Bangladeshi sports shooter

Kazi Shahana Parveen (born 1 July 1960) is a Bangladeshi shooter who participated in the 1992 Summer Olympics in the Women's 10 metre air rifle event, 1994 Asian Games and 1998 Commonwealth Games. She was the first woman to represent Bangladesh at the Olympics.

==Career==
At the 1992 Summer Olympics held in Barcelona, Parveen represented Bangladesh in the Women's 10 metre air rifle event but failed to qualify for the final round. In the qualifying round she obtained 379 points and finished at 43rd place. Two years later, Parveen competed at the Hiroshima Asian Games.
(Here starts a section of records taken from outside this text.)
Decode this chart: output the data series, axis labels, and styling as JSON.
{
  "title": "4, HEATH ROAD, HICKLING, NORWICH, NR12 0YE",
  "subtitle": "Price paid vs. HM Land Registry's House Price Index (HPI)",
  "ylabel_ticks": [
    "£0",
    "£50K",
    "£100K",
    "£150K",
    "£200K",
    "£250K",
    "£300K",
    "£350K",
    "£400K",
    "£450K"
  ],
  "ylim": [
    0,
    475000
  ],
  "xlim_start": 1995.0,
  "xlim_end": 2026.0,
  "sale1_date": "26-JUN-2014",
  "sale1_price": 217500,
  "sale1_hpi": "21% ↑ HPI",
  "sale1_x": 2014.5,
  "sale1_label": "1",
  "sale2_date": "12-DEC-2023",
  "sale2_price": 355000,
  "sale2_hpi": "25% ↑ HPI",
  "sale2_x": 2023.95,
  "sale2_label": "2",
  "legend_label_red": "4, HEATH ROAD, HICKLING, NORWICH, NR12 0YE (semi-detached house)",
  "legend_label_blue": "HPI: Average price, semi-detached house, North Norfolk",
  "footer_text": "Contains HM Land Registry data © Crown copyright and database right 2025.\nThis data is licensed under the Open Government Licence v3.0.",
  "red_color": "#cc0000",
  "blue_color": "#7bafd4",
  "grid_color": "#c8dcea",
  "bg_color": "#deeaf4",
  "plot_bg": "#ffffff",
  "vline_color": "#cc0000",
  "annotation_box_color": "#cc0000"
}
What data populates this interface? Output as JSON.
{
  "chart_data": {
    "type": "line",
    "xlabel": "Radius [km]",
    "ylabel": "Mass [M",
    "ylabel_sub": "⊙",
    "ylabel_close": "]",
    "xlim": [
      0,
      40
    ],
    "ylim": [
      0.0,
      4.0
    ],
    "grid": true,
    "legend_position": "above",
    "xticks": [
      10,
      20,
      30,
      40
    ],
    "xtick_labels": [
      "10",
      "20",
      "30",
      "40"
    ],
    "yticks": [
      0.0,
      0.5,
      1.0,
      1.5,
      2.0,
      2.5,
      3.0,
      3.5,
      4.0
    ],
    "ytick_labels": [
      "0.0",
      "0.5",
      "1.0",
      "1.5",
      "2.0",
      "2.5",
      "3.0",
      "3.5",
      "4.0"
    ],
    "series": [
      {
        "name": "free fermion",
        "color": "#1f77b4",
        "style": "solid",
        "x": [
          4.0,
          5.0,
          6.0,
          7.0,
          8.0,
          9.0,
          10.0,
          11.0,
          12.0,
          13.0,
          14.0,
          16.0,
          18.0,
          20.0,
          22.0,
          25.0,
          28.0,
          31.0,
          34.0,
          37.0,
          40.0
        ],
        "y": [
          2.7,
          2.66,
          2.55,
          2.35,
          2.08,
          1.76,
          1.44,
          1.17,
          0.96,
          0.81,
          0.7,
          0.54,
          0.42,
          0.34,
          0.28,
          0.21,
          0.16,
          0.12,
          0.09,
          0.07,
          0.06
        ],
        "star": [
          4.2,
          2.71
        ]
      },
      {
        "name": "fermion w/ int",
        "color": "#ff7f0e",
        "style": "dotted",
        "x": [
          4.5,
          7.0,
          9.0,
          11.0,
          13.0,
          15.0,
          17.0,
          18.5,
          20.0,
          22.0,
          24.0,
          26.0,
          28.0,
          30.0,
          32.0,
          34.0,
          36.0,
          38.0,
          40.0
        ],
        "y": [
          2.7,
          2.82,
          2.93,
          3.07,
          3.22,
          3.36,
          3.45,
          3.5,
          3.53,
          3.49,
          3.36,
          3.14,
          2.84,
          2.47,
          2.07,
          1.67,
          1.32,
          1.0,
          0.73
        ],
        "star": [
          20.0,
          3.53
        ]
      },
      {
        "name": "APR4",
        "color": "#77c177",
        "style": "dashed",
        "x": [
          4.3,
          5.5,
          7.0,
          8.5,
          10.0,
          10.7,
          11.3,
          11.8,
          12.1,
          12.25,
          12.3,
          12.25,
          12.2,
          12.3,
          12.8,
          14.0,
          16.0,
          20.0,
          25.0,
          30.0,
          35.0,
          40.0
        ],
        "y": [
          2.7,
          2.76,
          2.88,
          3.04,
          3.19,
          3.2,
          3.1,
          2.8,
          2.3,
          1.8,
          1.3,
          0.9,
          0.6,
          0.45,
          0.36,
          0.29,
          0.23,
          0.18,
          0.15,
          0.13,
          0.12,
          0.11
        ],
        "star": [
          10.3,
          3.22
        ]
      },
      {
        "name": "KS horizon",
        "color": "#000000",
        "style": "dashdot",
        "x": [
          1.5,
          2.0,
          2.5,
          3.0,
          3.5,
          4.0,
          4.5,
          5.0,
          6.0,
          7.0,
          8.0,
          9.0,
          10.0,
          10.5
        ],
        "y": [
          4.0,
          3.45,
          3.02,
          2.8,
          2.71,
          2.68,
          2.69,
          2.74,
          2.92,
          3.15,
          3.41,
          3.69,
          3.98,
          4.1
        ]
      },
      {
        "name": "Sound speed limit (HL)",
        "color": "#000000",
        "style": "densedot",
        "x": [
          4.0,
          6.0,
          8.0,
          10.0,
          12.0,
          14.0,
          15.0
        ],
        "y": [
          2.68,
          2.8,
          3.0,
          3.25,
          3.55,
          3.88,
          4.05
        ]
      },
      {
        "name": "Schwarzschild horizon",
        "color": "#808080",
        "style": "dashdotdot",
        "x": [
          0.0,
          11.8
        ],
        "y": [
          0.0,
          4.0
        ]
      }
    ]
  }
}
She participated in the 10 metre air rifle, 50 metre rifle 3 positions and 50 metre rifle prone events and secured 27th, 14th and 26th positions respectively but could not qualify for the finals of any of these. In 1998, she paired with Sabrina Sultana for the women's free rifle prone pairs at the 1998 Commonwealth Games and finished in the eighth position.

Parveen was the manager for Bangladeshi women's team at the 2008 Indo-Bangla Games. She is among the 10 recipients of the 1999 Bangladeshi National Sports Awards. In 2016, she was honoured by the Bangladesh Sports Press Association.